今回の改正省令では、指定の是非をチェックするプロセスに影響しないとの判断により、事業所の指定申請に関する書類から、(1)申請者・開設者の定款、寄附行為等、(2)事業所の管理者の経歴、(3)役員の氏名、生年月日、住所、(4)申請する事業に係る資産の状況、(5)申請する事業に係る各介護サービス事業費の請求に関する事項、(6)介護支援専門員の氏名、登録番号、の6つが削除される。
ただし、事業所の管理者の経歴には例外があり、管理者に一定の要件が設けられている。グループホームや小多機、看多機、認知症デイなどは含まれず、引き続き提出が求められる。

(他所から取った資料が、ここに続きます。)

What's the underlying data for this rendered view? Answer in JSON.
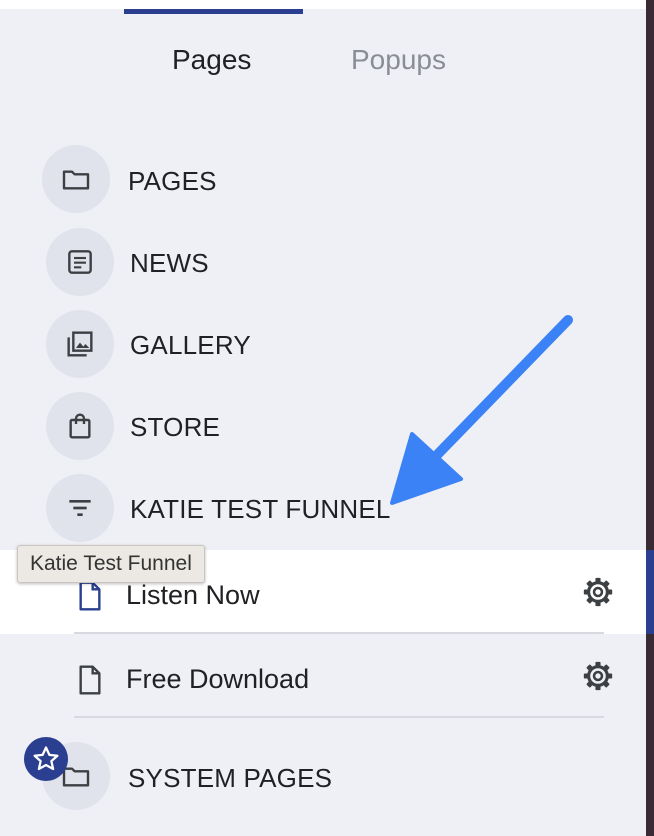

介護職員の業務負担軽減やモチベーションの向上、職場環境の改善などにつなげるのが狙い。そのほか、記載事項の削減については、申請する事業所の平面図や建物の構造、設備の概要を説明する書類に添付する写真は、「運営基準を満たしているか確認する上で不可欠なものに限る」とし、簡略化した参照様式例を施行日の10月1日に公表する考えだ。
報酬請求業務の軽減へ実態調査
厚労省は、介護報酬の請求や実地指導に関する帳票についての事務作業軽減に向けても動き出している。既に民間のシンクタンクなどに実態調査などを委託。必要性が乏しかったり、省略できる書類などについて検討し、年内には報告書の提出を求めている。厚労省は、「報告書をベースに方針を策定する。具体的な内容が固まるのは来年になる」とコメント。介護職員の事務作業半減が実現すれば、本来の業務であるケアに専念できるだけに、今後の動きに注目したい。